Some news reports claimed that the researchers taught a computer to recognize cats, perhaps because Congress needs more faulty information to support cutting funding for scientific research. “The point wasn't to find a cat,” Google research partner Andrew Ng of Stanford University told NPR. “It's just that cats [were] one thing we happened to look for and found,” Ng then explained, based on his correct assumption that a lot of people post cat videos, and so the network saw lots of cats and learned to recognize them.

The bet here is that Ng also would have gotten a positive result had he asked the network if it recognized the image of a guy taking a projectile to the groinal area. Of course, a network trained to spot crotch smacks would not inspire Congress to support science funding, either. So here was the actual point: to observe how a small-scale simulated brain makes sense of the information to which it is exposed—which will come in handy for enterprises such as better search engines and speech recognition. Plus, there must be some connection to improved weapons systems. There, that ought to keep the money flowing.

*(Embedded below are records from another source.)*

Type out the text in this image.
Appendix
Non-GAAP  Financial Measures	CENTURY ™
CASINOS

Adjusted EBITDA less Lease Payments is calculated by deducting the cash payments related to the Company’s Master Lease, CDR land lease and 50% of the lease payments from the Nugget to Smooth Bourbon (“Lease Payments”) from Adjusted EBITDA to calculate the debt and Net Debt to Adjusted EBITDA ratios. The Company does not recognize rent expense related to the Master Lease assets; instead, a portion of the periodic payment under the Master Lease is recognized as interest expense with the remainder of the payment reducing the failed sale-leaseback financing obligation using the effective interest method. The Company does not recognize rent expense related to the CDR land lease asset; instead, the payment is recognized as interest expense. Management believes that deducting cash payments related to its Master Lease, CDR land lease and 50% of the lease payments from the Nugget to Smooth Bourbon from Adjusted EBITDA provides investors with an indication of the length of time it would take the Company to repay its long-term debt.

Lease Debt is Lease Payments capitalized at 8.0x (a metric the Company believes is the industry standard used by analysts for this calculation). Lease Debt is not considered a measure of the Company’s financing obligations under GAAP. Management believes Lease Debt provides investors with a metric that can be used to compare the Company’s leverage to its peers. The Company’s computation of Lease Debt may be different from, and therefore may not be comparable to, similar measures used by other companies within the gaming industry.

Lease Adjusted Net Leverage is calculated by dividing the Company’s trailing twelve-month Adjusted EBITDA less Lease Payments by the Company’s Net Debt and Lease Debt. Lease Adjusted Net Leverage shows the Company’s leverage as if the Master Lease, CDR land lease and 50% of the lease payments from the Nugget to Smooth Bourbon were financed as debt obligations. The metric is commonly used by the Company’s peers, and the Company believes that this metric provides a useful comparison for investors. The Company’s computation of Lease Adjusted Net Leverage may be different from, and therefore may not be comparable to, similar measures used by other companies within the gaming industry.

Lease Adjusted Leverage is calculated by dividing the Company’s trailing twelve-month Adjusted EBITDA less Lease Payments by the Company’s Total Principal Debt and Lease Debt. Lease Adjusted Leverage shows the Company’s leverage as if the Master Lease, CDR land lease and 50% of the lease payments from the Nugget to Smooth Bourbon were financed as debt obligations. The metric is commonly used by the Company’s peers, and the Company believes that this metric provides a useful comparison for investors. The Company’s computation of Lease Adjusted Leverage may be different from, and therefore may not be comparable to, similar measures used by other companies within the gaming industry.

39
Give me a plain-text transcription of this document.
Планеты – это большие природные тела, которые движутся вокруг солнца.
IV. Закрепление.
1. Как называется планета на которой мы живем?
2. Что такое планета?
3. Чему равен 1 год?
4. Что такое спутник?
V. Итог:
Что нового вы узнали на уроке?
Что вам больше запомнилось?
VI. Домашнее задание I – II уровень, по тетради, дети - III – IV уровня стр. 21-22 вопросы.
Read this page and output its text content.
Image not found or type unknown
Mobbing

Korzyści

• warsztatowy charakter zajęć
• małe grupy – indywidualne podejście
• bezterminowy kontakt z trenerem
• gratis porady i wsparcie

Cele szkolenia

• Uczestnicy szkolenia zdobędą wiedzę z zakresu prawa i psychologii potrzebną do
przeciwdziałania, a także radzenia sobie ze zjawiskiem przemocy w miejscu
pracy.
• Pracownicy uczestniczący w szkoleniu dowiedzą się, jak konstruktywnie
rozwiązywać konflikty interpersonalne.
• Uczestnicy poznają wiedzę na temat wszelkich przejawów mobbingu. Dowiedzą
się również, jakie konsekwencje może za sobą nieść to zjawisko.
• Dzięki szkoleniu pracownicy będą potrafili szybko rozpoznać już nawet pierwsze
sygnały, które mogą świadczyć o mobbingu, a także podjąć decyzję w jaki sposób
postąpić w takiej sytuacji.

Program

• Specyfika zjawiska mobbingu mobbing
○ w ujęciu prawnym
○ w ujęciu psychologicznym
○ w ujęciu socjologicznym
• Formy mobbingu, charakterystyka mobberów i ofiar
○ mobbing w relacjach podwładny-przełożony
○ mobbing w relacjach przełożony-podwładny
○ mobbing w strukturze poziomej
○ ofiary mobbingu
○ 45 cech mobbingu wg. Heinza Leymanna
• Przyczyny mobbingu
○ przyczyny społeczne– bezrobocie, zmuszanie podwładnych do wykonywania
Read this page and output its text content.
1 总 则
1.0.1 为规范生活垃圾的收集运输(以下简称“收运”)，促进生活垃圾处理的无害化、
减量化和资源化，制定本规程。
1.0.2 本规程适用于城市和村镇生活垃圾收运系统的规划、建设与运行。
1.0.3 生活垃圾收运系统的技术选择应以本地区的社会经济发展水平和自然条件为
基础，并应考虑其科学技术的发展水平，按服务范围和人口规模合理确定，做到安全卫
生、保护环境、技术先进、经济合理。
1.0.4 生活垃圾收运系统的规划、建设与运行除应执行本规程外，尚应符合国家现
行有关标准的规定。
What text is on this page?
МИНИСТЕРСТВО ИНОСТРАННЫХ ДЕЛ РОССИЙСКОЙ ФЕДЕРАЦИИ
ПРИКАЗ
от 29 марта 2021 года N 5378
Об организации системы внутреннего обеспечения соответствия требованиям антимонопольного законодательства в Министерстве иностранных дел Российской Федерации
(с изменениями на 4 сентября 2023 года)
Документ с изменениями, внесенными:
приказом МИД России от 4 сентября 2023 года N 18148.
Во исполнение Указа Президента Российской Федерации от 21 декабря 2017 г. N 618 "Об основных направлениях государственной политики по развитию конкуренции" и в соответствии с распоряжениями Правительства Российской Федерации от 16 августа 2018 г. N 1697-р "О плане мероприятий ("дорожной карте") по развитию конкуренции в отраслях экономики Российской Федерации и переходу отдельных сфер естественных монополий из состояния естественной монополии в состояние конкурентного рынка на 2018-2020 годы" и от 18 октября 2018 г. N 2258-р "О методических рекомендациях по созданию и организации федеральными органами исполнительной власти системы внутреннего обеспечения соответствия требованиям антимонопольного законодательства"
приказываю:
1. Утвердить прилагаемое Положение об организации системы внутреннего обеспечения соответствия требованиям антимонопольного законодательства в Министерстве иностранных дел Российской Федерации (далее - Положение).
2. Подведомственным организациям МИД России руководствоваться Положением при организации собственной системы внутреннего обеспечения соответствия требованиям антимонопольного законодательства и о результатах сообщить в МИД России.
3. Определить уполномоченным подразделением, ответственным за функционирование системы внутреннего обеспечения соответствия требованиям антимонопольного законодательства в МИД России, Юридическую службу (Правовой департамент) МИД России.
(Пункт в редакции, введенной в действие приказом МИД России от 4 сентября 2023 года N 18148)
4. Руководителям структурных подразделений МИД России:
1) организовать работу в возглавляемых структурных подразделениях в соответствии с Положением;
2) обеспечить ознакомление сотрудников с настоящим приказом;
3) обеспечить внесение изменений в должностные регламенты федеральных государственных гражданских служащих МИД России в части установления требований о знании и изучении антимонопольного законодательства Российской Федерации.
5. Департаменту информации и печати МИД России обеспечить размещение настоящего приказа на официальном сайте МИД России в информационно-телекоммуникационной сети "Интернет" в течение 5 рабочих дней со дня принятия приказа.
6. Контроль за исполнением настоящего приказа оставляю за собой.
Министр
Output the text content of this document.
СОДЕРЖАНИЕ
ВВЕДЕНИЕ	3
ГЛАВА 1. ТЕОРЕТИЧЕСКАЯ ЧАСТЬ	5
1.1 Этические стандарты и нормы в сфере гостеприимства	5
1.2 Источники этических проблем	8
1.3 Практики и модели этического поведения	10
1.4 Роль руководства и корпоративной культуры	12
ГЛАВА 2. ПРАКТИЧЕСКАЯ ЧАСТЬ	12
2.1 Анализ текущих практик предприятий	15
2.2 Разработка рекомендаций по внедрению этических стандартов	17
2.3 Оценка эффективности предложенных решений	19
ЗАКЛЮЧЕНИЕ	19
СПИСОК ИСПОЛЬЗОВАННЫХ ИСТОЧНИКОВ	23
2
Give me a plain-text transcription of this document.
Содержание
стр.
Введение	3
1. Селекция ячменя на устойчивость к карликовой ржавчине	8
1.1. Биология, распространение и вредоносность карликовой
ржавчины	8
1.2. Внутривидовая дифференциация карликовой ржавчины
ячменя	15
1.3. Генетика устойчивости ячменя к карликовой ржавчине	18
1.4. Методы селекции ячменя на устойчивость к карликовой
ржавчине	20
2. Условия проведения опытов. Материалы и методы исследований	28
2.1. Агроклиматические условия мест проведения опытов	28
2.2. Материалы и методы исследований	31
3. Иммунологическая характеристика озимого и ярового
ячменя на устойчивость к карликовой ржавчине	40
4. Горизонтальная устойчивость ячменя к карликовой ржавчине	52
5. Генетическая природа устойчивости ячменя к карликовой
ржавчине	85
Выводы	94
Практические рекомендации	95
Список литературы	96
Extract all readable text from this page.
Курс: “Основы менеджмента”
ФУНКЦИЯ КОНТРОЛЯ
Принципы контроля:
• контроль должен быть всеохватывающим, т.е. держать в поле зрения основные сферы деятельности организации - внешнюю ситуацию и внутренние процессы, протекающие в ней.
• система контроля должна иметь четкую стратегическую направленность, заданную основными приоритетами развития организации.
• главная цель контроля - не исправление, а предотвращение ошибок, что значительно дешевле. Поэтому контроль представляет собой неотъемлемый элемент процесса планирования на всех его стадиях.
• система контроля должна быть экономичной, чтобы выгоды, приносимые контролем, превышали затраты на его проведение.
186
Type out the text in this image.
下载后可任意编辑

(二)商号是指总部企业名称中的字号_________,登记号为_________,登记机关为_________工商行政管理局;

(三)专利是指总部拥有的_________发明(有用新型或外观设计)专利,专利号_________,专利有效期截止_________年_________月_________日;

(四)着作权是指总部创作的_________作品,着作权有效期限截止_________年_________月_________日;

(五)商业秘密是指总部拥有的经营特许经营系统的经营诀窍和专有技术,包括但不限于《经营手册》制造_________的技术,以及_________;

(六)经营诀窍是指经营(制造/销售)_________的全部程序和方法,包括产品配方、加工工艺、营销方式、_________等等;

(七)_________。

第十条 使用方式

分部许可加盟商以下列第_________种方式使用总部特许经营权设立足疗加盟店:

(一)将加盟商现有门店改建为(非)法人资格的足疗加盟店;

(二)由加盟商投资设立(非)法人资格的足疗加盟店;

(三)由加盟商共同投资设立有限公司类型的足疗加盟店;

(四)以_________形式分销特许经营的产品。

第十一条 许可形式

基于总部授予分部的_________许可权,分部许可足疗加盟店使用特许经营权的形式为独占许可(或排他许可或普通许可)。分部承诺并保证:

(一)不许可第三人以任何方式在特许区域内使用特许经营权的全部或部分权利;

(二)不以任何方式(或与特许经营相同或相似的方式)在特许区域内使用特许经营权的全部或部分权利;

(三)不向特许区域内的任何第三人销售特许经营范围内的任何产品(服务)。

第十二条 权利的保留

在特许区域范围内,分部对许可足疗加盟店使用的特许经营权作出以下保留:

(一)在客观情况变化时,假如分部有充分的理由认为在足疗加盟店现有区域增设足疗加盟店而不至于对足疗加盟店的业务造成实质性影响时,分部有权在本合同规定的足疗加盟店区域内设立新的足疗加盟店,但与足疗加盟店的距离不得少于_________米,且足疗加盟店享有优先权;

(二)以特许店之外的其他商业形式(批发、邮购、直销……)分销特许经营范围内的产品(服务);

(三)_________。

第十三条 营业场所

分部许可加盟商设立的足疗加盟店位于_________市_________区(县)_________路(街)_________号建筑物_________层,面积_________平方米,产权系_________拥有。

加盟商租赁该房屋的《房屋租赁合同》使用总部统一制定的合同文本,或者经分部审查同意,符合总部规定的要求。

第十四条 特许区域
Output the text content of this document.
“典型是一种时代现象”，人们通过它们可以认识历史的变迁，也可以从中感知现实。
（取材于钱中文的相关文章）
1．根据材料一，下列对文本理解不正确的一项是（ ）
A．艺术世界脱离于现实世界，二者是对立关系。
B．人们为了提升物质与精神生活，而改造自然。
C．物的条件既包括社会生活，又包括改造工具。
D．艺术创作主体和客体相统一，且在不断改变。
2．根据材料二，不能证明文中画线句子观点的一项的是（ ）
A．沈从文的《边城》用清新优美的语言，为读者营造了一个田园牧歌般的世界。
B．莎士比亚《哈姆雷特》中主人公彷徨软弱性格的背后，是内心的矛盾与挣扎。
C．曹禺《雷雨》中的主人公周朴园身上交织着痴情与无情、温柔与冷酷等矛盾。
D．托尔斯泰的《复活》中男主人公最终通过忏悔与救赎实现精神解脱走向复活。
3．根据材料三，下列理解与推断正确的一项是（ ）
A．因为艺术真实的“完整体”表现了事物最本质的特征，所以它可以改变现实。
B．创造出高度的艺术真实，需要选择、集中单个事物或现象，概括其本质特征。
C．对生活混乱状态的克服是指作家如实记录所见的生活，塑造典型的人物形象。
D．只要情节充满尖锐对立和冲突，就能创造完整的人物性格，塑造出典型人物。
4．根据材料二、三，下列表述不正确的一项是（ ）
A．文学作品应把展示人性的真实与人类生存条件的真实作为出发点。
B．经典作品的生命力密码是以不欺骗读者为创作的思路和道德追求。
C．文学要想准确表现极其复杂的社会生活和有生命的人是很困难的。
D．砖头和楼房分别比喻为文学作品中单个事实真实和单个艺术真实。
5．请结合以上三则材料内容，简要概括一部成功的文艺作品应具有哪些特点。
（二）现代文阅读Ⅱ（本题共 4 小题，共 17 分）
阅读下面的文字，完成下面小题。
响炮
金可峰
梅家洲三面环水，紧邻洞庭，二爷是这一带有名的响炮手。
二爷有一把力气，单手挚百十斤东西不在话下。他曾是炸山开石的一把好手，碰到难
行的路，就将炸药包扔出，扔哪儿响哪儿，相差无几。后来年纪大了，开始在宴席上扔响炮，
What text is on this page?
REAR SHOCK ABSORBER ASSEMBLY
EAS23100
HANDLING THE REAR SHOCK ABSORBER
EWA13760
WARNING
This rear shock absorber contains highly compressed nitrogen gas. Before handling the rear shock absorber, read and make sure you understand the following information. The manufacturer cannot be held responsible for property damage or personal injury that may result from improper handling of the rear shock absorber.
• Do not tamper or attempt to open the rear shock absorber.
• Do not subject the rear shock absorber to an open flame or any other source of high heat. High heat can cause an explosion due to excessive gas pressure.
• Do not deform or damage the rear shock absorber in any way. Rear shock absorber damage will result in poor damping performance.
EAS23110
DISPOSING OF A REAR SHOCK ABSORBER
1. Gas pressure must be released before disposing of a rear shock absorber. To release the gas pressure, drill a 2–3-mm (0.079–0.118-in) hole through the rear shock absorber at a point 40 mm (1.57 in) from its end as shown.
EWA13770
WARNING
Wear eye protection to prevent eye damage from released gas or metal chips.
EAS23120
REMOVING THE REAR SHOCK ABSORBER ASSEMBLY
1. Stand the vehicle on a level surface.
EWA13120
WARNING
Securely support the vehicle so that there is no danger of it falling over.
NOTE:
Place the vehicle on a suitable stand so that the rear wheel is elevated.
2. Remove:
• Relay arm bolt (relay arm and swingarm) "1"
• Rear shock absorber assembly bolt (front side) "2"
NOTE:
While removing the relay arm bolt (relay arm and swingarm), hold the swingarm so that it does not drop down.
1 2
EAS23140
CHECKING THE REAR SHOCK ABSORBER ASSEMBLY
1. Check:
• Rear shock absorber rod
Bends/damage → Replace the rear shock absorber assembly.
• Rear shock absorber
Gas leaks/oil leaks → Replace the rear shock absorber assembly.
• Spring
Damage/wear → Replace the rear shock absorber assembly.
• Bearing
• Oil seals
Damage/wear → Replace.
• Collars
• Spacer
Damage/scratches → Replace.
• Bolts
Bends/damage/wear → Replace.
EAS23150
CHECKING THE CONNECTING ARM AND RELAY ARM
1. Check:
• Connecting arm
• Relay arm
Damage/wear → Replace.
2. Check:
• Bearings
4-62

Speaking of flowing money, some cat owners recently became quite cross with the company behind the iPad app Games for Cats. According to a Web site called the Escapist, the app entertains your cat by displaying various moving objects on the screen. It's a higher-tech version of making the cat chase a laser pointer's red dot, which is great exercise for the cat and a hilarious exercise for the human with the pointer.

Anyway, upgrades to the game were available for purchase via a menu. This menu was “so user friendly … that even cats can use it,” according to the Escapist. After numerous allegedly inadvertent expenditures by cats, the app's designers complicated the menu pathway to ensure that only humans could buy more and better cat toys.

Must run, the little Bastet really wants the chair.